ABSTRACT
Introduction: Artificial intelligence systems based on neural networks (NNs) find rules for drug discovery according to training molecules, but first, the molecules need to be represented in certain ways. Molecular descriptors and fingerprints have been used as inputs for artificial neural networks (ANNs) for a long time, while other ways for describing molecules are used only for storing and presenting molecules. With the development of deep learning, variants of ANNs are now able to use different kinds of inputs, which provide researchers with more choices for drug discovery.
Areas covered: The authors provide a brief overview of the applications of NNs in drug discovery. Combined with the characteristics of different ways for describing molecules, corresponding methods based on NNs provide new choices for drug discovery, including de novo drug design, ligand-based drug design, and receptor-based drug design.
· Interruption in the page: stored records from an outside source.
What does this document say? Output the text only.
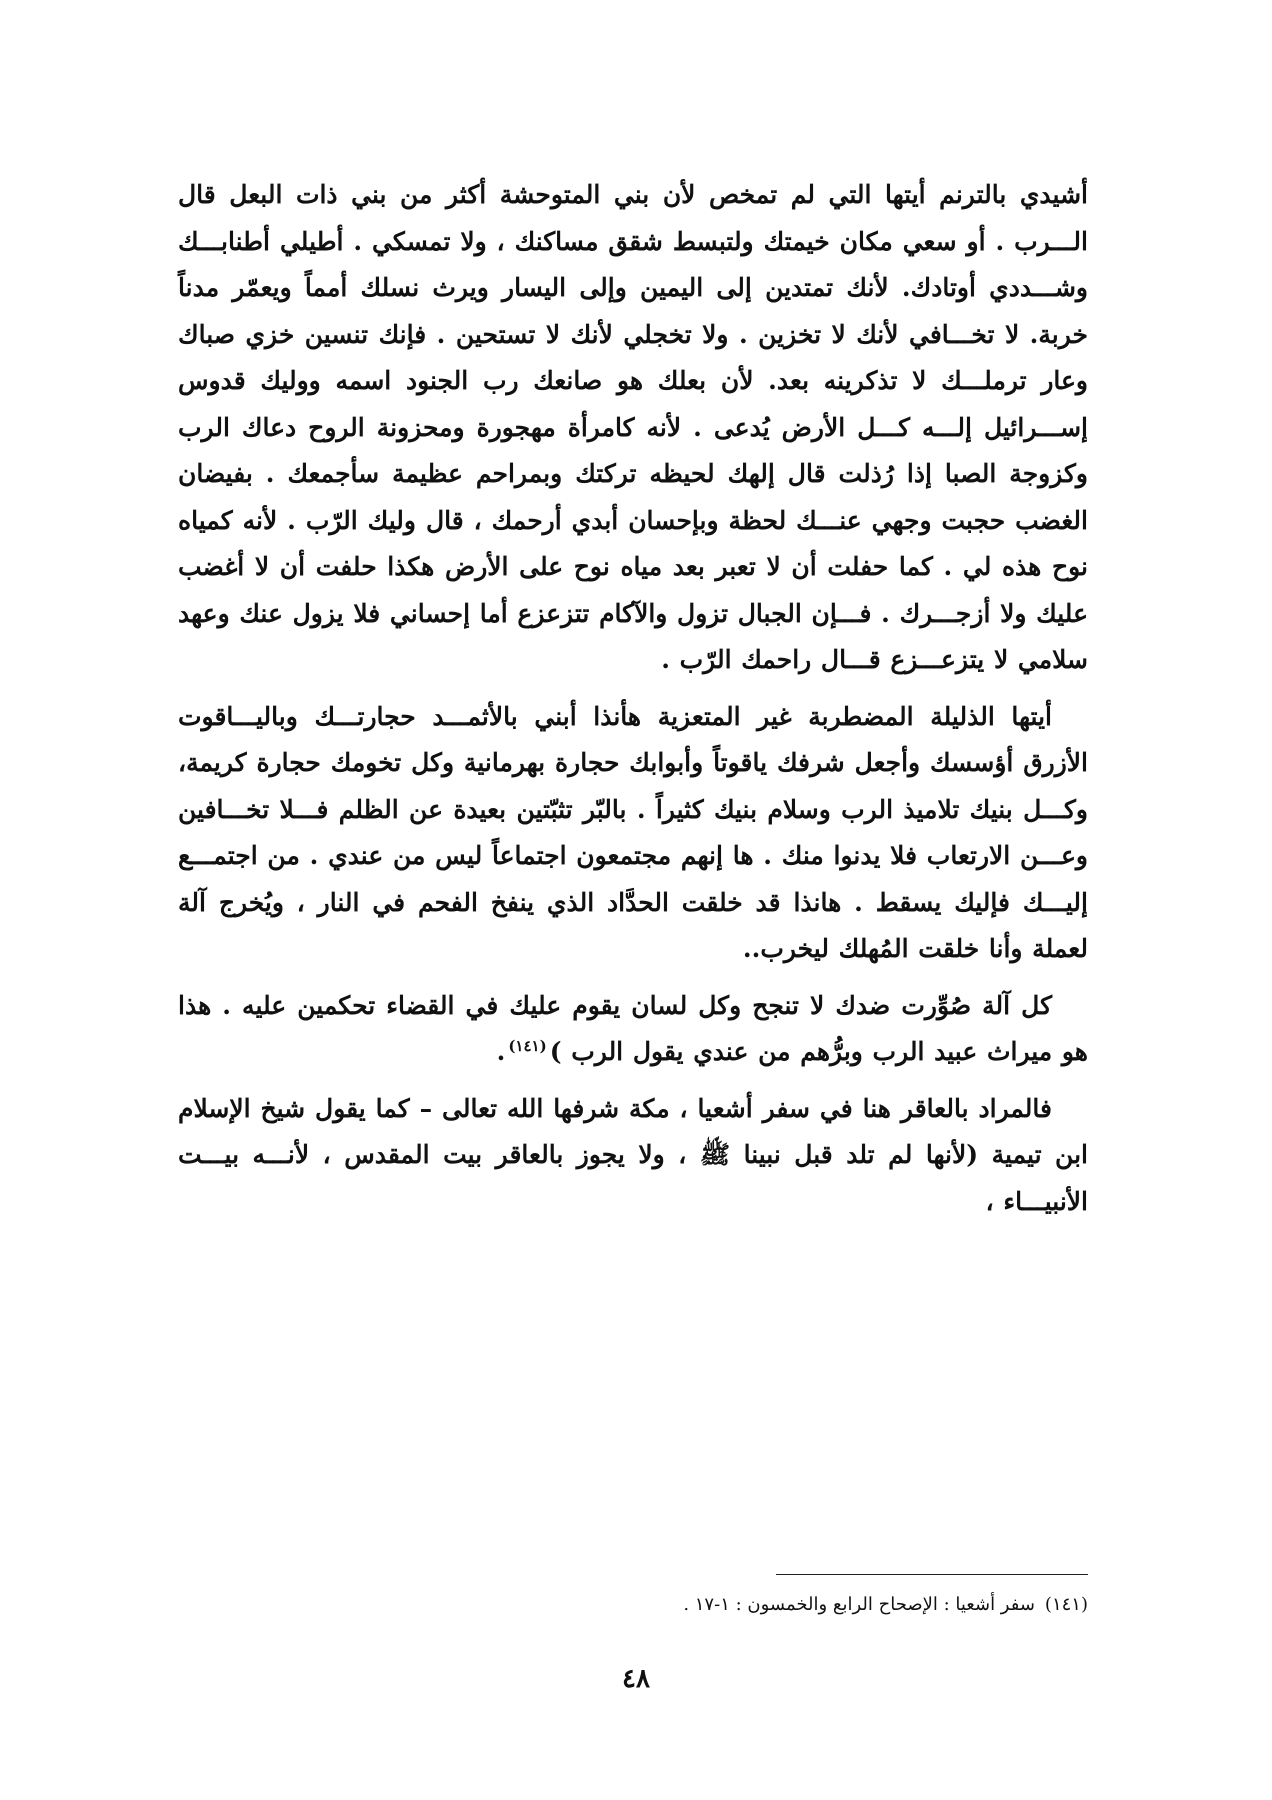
أشيدي بالترنم أيتها التي لم تمخص لأن بني المتوحشة أكثر من بني ذات البعل قال الـــرب . أو سعي مكان خيمتك ولتبسط شقق مساكنك ، ولا تمسكي . أطيلي أطنابـــك وشـــددي أوتادك. لأنك تمتدين إلى اليمين وإلى اليسار ويرث نسلك أمماً ويعمّر مدناً خربة. لا تخـــافي لأنك لا تخزين . ولا تخجلي لأنك لا تستحين . فإنك تنسين خزي صباك وعار ترملـــك لا تذكرينه بعد. لأن بعلك هو صانعك رب الجنود اسمه ووليك قدوس إســـرائيل إلـــه كـــل الأرض يُدعى . لأنه كامرأة مهجورة ومحزونة الروح دعاك الرب وكزوجة الصبا إذا رُذلت قال إلهك لحيظه تركتك وبمراحم عظيمة سأجمعك . بفيضان الغضب حجبت وجهي عنـــك لحظة وبإحسان أبدي أرحمك ، قال وليك الرّب . لأنه كمياه نوح هذه لي . كما حفلت أن لا تعبر بعد مياه نوح على الأرض هكذا حلفت أن لا أغضب عليك ولا أزجـــرك . فـــإن الجبال تزول والآكام تتزعزع أما إحساني فلا يزول عنك وعهد سلامي لا يتزعـــزع قـــال راحمك الرّب .

أيتها الذليلة المضطربة غير المتعزية هأنذا أبني بالأثمـــد حجارتـــك وباليـــاقوت الأزرق أؤسسك وأجعل شرفك ياقوتاً وأبوابك حجارة بهرمانية وكل تخومك حجارة كريمة، وكـــل بنيك تلاميذ الرب وسلام بنيك كثيراً . بالبّر تثبّتين بعيدة عن الظلم فـــلا تخـــافين وعـــن الارتعاب فلا يدنوا منك . ها إنهم مجتمعون اجتماعاً ليس من عندي . من اجتمـــع إليـــك فإليك يسقط . هانذا قد خلقت الحدَّاد الذي ينفخ الفحم في النار ، ويُخرج آلة لعملة وأنا خلقت المُهلك ليخرب..

كل آلة صُوِّرت ضدك لا تنجح وكل لسان يقوم عليك في القضاء تحكمين عليه . هذا هو ميراث عبيد الرب وبرُّهم من عندي يقول الرب )$^{(١٤١)}$.

فالمراد بالعاقر هنا في سفر أشعيا ، مكة شرفها الله تعالى – كما يقول شيخ الإسلام ابن تيمية (لأنها لم تلد قبل نبينا ﷺ ، ولا يجوز بالعاقر بيت المقدس ، لأنـــه بيـــت الأنبيـــاء ،

(١٤١)سفر أشعيا : الإصحاح الرابع والخمسون : ١-١٧ .
٤٨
Expert opinion: Various ways for describing molecules can be inputs of NN-based models, and these models achieve satisfactory results in metrics. Although most of the models have not been widely applied and tested in practice, they can be the basis for automatic drug discovery in the future.
Article highlights
With descriptors and fingerprints as inputs, ANNs have been widely applied and they can be further improved. DNNs improve models with additional functions, and DL can be used to automatically produce fingerprints and more effective features.
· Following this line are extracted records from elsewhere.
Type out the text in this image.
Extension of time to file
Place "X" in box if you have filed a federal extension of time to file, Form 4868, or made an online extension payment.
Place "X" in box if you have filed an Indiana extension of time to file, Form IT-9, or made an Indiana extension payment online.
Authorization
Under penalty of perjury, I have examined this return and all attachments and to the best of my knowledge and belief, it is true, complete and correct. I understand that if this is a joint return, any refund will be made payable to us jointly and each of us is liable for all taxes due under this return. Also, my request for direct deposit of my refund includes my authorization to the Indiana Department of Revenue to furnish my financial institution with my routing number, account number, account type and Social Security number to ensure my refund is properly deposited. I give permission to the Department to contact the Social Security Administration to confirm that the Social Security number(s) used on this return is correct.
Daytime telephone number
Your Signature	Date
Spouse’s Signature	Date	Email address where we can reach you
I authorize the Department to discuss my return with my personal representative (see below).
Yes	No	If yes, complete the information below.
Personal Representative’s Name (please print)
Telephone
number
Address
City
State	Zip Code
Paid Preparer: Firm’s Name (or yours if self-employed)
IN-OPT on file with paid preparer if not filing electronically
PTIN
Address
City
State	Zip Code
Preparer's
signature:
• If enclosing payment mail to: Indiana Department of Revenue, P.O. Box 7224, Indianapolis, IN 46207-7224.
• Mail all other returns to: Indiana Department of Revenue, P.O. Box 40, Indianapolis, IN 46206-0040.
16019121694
Applications of molecular graphs are not limited to LBDD, as de novo drug design and RBDD can also be realized with the application.
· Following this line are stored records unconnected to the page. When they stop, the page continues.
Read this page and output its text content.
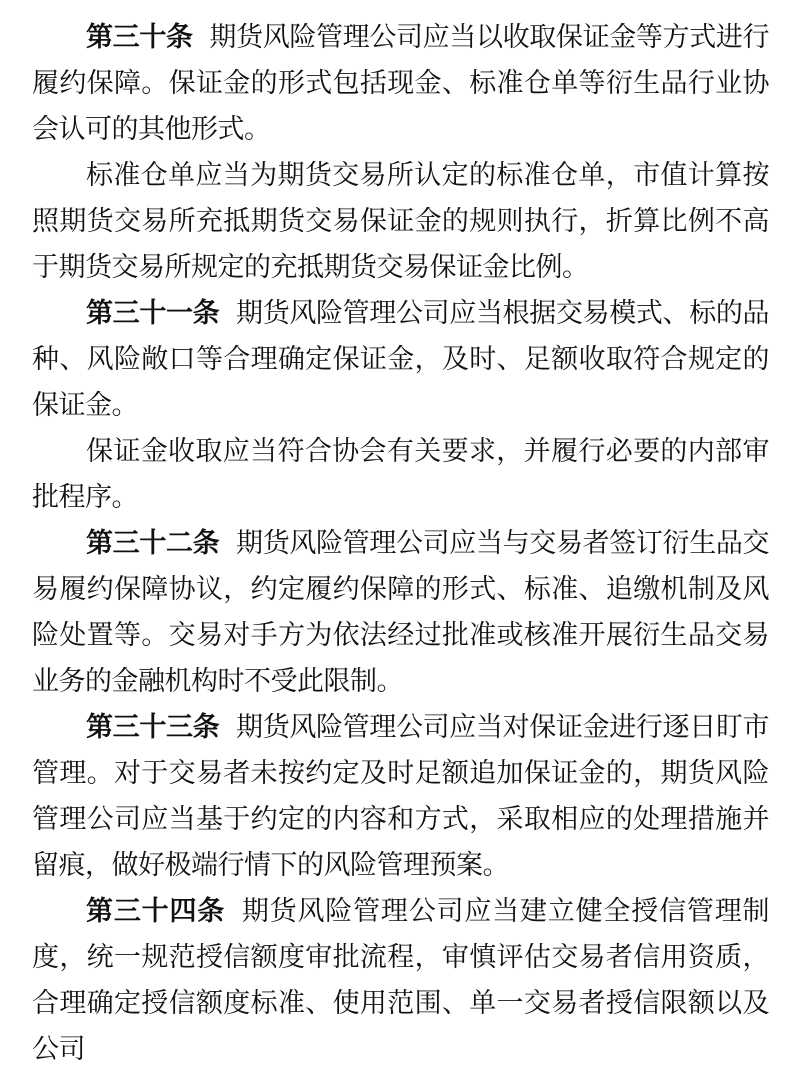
第三十条 期货风险管理公司应当以收取保证金等方式进行履约保障。保证金的形式包括现金、标准仓单等衍生品行业协会认可的其他形式。

标准仓单应当为期货交易所认定的标准仓单，市值计算按照期货交易所充抵期货交易保证金的规则执行，折算比例不高于期货交易所规定的充抵期货交易保证金比例。

第三十一条 期货风险管理公司应当根据交易模式、标的品种、风险敞口等合理确定保证金，及时、足额收取符合规定的保证金。

保证金收取应当符合协会有关要求，并履行必要的内部审批程序。

第三十二条 期货风险管理公司应当与交易者签订衍生品交易履约保障协议，约定履约保障的形式、标准、追缴机制及风险处置等。交易对手方为依法经过批准或核准开展衍生品交易业务的金融机构时不受此限制。

第三十三条 期货风险管理公司应当对保证金进行逐日盯市管理。对于交易者未按约定及时足额追加保证金的，期货风险管理公司应当基于约定的内容和方式，采取相应的处理措施并留痕，做好极端行情下的风险管理预案。

第三十四条 期货风险管理公司应当建立健全授信管理制度，统一规范授信额度审批流程，审慎评估交易者信用资质，合理确定授信额度标准、使用范围、单一交易者授信限额以及公司
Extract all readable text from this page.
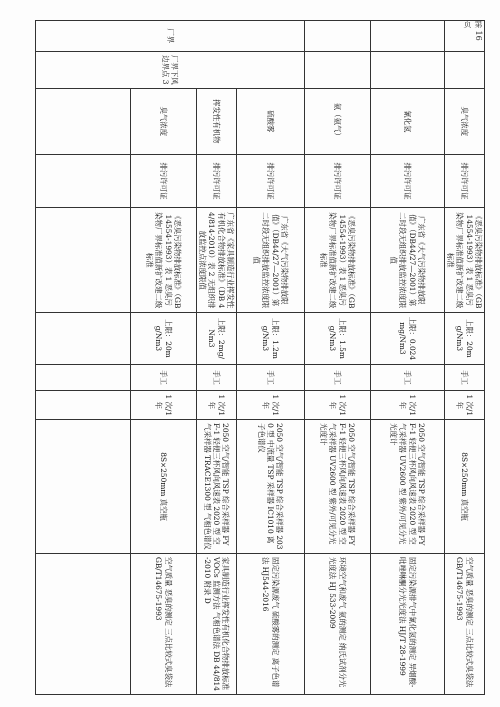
		臭气浓度	排污许可证	《恶臭污染物排放标准》（GB 14554-1993）表 1 恶臭污染物厂界标准值新扩改建二级标准	上限：20mg/Nm3	手工	1 次/1 年	8S×250mm 真空瓶	空气质量 恶臭的测定 三点比较式臭袋法 GB/T14675-1993
		氰化氢	排污许可证	广东省《大气污染物排放限值》（DB44/27—2001）第二时段无组织排放监控浓度限值	上限：0.024mg/Nm3	手工	1 次/1 年	2050 空气/智能 TSP 综合采样器 FYF-1 轻便三杯风向风速表 2020 型 空气采样器 UV2600 型 紫外/可见分光光度计	固定污染源排气中氰化氢的测定 异烟酸-吡唑啉酮分光光度法 HJ/T 28-1999
		氨（氨气）	排污许可证	《恶臭污染物排放标准》（GB 14554-1993）表 1 恶臭污染物厂界标准值新扩改建二级标准	上限：1.5mg/Nm3	手工	1 次/1 年	2050 空气/智能 TSP 综合采样器 FYF-1 轻便三杯风向风速表 2020 型 空气采样器 UV2600 型 紫外/可见分光光度计	环境空气和废气 氨的测定 纳氏试剂分光光度法 HJ 533-2009
厂界	厂界下风边界点 3	硫酸雾	排污许可证	广东省《大气污染物排放限值》（DB44/27—2001）第二时段无组织排放监控浓度限值	上限：1.2mg/Nm3	手工	1 次/1 年	2050 空气/智能 TSP 综合采样器 2030 型 中流量 TSP 采样器 IC1010 离子色谱仪	固定污染源废气 硫酸雾的测定 离子色谱法 HJ544-2016
		挥发性有机物	排污许可证	广东省《家具制造行业挥发性有机化合物排放标准》（DB 44/814-2010）表 2 无组织排放监控点浓度限值	上限：2mg/Nm3	手工	1 次/1 年	2050 空气/智能 TSP 综合采样器 FYF-1 轻便三杯风向风速表 2020 型 空气采样器 TRACE1300 型 气相色谱仪	家具制造行业挥发性有机化合物排放标准 VOCs 监测方法 气相色谱法 DB 44/814-2010 附录 D
		臭气浓度	排污许可证	《恶臭污染物排放标准》（GB 14554-1993）表 1 恶臭污染物厂界标准值新扩改建二级标准	上限：20mg/Nm3	手工	1 次/1 年	8S×250mm 真空瓶	空气质量 恶臭的测定 三点比较式臭袋法 GB/T14675-1993

第 16 页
With sequences of molecules as inputs, DL, RL, and TL can be used for de novo drug design. The sequences of molecules can also be encoded into new representations by NNs.
With 3-D grids as inputs, NNs can help analyze docking results and predict receptor–ligand interactions. Even models based on 2-D grids of molecules achieve satisfactory results, and intuitive information of molecules can also be appropriate inputs.
Most models have been tested on existing datasets in metrics, but their performance on real problems is still unknown.
Declaration of interest
The authors have no other relevant affiliations or financial involvement with any organization or entity with a financial interest in or financial conflict with the subject matter or materials discussed in the manuscript apart from those disclosed.
Reviewer disclosures
Peer reviewers on this manuscript have no relevant financial or other relationships to disclose.